The National Transportation Safety Board found that engineers in both cases were suffering from obstructive sleep apnea and had passed out as their trains entered the terminals.
Investigators ruled that both NJ Transit and the MTA failed the public and their workers by neglecting to screen those in critical safety positions for the condition, which can cause sufferers to lose consciousness for lack of proper sleep.
NJ Transit bosses didn’t notice as one of their engineers gained a dangerous amount of weight, and didn’t bother to test him for sleep apnea in the years before his condition led to the deadly 2016 Hoboken train crash, a doctor testified before the NTSB.
“The engineer had gained about 90 pounds since 2013, raising his BMI, and because of that he should have been subject to additional testing,” Dr.

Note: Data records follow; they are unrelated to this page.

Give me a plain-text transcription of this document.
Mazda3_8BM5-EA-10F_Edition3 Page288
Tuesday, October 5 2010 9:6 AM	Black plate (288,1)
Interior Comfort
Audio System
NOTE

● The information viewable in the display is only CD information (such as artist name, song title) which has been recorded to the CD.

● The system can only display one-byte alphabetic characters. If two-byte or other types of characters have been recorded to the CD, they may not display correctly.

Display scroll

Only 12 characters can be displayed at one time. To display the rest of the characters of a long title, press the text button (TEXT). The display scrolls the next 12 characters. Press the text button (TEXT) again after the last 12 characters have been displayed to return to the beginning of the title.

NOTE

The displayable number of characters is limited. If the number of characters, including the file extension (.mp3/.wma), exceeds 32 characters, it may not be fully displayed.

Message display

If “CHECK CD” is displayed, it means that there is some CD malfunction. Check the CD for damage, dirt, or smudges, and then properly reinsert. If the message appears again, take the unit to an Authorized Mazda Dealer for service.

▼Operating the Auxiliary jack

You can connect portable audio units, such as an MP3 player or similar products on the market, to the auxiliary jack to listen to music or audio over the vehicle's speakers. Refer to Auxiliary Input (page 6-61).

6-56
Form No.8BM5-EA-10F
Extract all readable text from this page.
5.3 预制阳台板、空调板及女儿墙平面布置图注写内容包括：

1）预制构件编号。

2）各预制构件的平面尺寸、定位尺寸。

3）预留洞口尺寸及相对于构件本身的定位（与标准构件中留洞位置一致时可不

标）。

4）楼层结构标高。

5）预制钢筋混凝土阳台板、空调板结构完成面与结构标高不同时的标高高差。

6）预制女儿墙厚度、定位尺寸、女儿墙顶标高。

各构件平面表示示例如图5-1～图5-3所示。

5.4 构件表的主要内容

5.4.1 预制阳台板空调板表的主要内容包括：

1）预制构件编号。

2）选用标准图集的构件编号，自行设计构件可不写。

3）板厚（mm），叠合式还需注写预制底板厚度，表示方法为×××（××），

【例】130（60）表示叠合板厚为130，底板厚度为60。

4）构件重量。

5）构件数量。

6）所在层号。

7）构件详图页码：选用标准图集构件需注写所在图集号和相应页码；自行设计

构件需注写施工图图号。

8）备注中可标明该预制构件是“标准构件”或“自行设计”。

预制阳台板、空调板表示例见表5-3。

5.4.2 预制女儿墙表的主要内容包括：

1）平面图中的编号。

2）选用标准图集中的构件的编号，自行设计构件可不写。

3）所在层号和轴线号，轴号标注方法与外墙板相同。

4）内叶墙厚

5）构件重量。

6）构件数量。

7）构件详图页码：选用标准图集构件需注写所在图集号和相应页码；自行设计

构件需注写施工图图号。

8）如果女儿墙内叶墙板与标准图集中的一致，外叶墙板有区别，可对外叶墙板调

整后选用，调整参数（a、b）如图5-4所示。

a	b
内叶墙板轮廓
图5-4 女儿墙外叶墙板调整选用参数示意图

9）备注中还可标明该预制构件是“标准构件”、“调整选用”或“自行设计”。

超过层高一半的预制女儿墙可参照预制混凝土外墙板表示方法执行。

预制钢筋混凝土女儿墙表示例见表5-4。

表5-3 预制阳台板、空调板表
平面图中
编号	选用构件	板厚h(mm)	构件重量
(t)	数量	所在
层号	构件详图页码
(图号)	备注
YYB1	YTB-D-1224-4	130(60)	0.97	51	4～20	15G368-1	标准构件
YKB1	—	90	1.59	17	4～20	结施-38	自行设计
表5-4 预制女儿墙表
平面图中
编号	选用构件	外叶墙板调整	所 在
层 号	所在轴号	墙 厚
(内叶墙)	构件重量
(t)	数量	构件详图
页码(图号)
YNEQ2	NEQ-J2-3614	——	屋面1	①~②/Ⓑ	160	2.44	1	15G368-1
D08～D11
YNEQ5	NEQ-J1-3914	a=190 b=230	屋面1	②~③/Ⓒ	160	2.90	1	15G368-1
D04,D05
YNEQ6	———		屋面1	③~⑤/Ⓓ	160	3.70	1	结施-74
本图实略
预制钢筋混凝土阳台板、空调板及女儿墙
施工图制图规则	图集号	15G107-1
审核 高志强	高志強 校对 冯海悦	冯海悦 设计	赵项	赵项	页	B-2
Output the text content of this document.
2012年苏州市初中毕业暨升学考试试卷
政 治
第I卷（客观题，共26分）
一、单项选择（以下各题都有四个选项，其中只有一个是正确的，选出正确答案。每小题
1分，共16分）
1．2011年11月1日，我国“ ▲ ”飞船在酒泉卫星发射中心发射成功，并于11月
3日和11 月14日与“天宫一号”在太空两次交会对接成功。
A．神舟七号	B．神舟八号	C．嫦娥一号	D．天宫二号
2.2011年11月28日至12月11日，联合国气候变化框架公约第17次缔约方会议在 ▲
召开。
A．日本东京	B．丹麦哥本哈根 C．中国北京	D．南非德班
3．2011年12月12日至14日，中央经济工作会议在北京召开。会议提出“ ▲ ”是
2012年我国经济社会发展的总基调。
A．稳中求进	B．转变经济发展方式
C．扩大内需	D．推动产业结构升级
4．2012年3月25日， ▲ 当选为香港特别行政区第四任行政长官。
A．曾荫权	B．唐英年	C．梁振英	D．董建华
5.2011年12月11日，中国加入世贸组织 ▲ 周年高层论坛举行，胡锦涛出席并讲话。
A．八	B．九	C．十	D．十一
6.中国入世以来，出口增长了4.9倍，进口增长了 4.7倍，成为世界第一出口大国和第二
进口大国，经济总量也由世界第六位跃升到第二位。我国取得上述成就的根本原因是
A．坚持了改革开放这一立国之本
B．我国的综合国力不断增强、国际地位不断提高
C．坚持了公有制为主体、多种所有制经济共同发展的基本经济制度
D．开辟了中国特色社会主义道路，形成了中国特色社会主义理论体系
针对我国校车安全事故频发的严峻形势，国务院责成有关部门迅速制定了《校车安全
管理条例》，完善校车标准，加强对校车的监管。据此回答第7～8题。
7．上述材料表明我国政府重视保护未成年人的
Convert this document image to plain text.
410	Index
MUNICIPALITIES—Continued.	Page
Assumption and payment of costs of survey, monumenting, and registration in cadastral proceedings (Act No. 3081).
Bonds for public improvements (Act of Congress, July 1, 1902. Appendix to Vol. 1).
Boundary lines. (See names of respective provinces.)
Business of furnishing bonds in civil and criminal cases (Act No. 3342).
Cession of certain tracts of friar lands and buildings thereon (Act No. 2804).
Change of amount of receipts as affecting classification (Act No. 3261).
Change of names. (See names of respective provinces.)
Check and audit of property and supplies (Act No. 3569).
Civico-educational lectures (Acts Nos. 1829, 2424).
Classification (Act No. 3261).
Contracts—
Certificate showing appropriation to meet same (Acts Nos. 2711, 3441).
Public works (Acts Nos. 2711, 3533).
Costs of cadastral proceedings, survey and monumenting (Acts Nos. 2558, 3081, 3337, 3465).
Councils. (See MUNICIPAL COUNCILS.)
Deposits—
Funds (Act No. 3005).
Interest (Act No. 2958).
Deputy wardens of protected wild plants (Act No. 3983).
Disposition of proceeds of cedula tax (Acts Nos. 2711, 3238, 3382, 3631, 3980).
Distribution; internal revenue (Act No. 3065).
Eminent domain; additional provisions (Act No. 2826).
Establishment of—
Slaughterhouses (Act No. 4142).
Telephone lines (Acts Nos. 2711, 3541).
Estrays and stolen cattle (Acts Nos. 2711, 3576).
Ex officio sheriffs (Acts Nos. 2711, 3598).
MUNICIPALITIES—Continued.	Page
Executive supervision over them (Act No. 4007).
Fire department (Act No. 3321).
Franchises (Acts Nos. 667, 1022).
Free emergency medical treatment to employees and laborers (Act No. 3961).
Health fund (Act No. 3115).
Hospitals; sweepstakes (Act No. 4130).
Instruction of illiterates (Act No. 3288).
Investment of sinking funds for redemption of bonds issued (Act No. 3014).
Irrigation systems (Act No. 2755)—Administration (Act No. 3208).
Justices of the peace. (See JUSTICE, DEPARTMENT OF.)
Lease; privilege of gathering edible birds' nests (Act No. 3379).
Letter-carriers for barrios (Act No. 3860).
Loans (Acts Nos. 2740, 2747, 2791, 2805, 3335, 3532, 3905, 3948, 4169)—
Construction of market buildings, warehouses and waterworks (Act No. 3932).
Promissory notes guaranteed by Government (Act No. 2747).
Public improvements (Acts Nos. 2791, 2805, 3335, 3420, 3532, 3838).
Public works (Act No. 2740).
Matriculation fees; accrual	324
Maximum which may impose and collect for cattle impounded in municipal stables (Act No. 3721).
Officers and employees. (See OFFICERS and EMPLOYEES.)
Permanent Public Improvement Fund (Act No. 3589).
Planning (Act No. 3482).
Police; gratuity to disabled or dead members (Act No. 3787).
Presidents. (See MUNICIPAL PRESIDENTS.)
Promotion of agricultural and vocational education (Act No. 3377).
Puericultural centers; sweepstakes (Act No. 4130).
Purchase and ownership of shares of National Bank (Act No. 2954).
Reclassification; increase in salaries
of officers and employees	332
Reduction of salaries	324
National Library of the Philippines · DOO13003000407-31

Nicholas Webster told the board.
The crash killed a woman who was waiting on the platform and injured 114 people on board the train.
“The failure of New Jersey Transit to follow internal guidance and refer at-risk safetysensitive personnel including the engineer and other at-risk crew members for obstructive sleep apnea screening is evidence of a systemic failure of a critical safety system to ensure these personnel were fit for duty,” the federal report says.
In a similar incident in January 2017, a Long Island Rail Road train crashed into the bumper at Atlantic Terminal in Brooklyn, injuring 108 people.
In both cases, the report blamed the Federal Railroad Administration for not mandating sleep-apnea testing.
NJ Transit and the MTA started screening all of their employees in critical safety positions after the crashes.